Transfer Master Products Inc.
- Headquarters: Postville, Iowa
- Contact: Aaron Goldsmith, president
- Phone: 563-864-7364
- Email: email@example.com
- Website: TransferMaster.com
Transfer Master Products Inc. has built customized, electric beds for the consumer and health care markets since 1993. Its product line is manufactured in the United States and company headquarters are in Postville, Iowa. Aside from adjustable beds, Transfer Master’s other products include a range of bases, mattresses and accessories for hospitals, sleep labs and other health care settings.
At ISPA EXPO 2016, Transfer Master unveiled the Supernal 5 adjustable bed base, which offers the tilt-up from the foot to assist sleepers with health issues, such as heart or circulatory problems.
The company’s first product, the patented Original Transfer Master Hi-Low was the first bed specifically designed to enable easy transfer from wheelchair to bed.
At the 2017 Winter Las Vegas Market, the company introduced its Supernal Snap & Sleep, an adjustable base that can be shipped in two boxes that are less than 100 pounds each.
W. Silver Products
- Headquarters: El Paso, Texas
- Contact: Brent Polunsky, bedding support sales manager
- Phone: 915-345-7265
- Email: firstname.lastname@example.org
- Website: WSilverProducts.com, Comfort-n-Motion.com
W. Silver Products is a vertically integrated manufacturer of metal support systems (bed frames, rails, center supports, daybed hardware) and adjustable bases. Its headquarters and a steel mill are in El Paso, Texas.
The family-owned company launched the adjustable bases at the 2016 Summer Las Vegas Market. The units were designed by W. Silver and are manufactured at its plant in Juarez, Mexico.
The company said manufacturing its products at its own factory gives it control over cost and quality from the beginning of the manufacturing process to the end.
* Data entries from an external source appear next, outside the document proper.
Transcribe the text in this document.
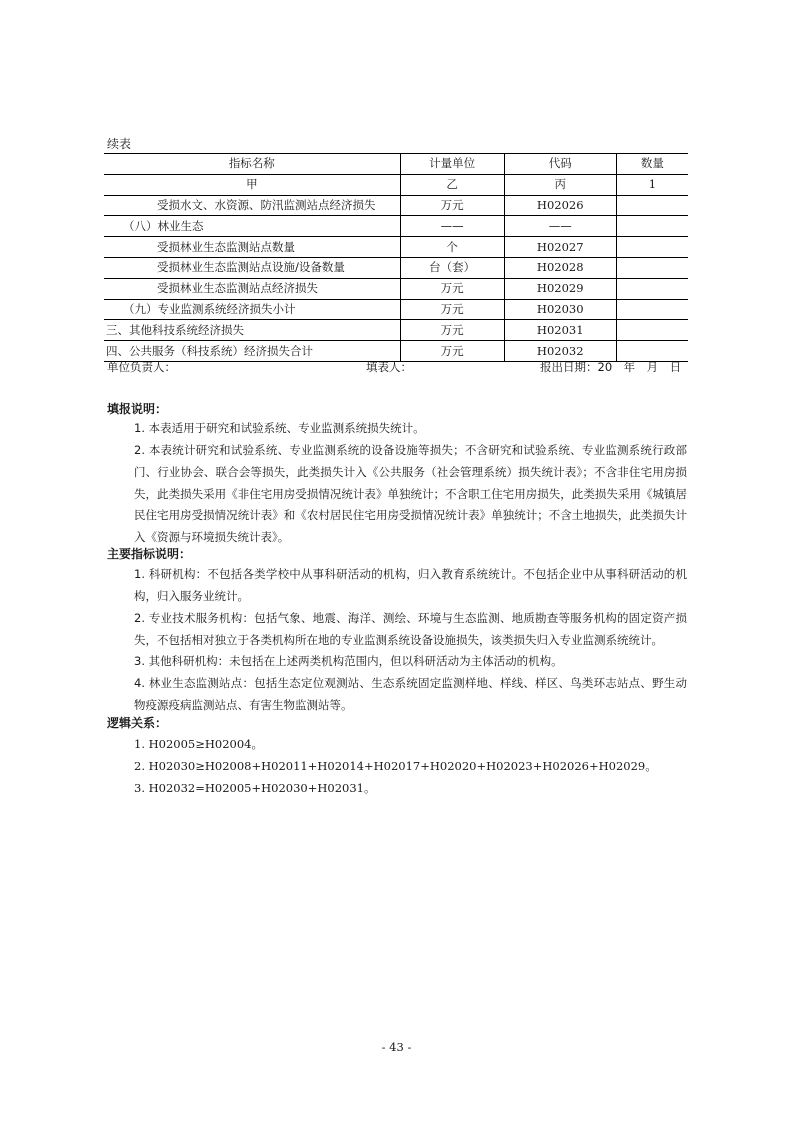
续表
指标名称	计量单位	代码	数量
甲	乙	丙	1
受损水文、水资源、防汛监测站点经济损失	万元	H02026	
（八）林业生态	——	——	
受损林业生态监测站点数量	个	H02027	
受损林业生态监测站点设施/设备数量	台（套）	H02028	
受损林业生态监测站点经济损失	万元	H02029	
（九）专业监测系统经济损失小计	万元	H02030	
三、其他科技系统经济损失	万元	H02031	
四、公共服务（科技系统）经济损失合计	万元	H02032	
单位负责人：	填表人：	报出日期：20　年　月　日
填报说明：
1. 本表适用于研究和试验系统、专业监测系统损失统计。
2. 本表统计研究和试验系统、专业监测系统的设备设施等损失；不含研究和试验系统、专业监测系统行政部门、行业协会、联合会等损失，此类损失计入《公共服务（社会管理系统）损失统计表》；不含非住宅用房损失，此类损失采用《非住宅用房受损情况统计表》单独统计；不含职工住宅用房损失，此类损失采用《城镇居民住宅用房受损情况统计表》和《农村居民住宅用房受损情况统计表》单独统计；不含土地损失，此类损失计入《资源与环境损失统计表》。
主要指标说明：
1. 科研机构：不包括各类学校中从事科研活动的机构，归入教育系统统计。不包括企业中从事科研活动的机构，归入服务业统计。
2. 专业技术服务机构：包括气象、地震、海洋、测绘、环境与生态监测、地质勘查等服务机构的固定资产损失，不包括相对独立于各类机构所在地的专业监测系统设备设施损失，该类损失归入专业监测系统统计。
3. 其他科研机构：未包括在上述两类机构范围内，但以科研活动为主体活动的机构。
4. 林业生态监测站点：包括生态定位观测站、生态系统固定监测样地、样线、样区、鸟类环志站点、野生动物疫源疫病监测站点、有害生物监测站等。
逻辑关系：
1. H02005≥H02004。
2. H02030≥H02008+H02011+H02014+H02017+H02020+H02023+H02026+H02029。
3. H02032=H02005+H02030+H02031。
- 43 -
Products can ship together on one invoice, in a single shipment, offering customers the convenience of one-stop shopping for these items.
Brent Polunsky, bedding support sales manager, notes that it gives the company the advantage of customizing programs.
Its Comfort-n-Motion adjustable base group retails for between $799 to $1,499 in queen sizes. Products are available in several choices of upholstery color and offer a range of basic-to-deluxe features. The bases are sold via wholesale channels only. Product is in-stock and available with a small minimum order.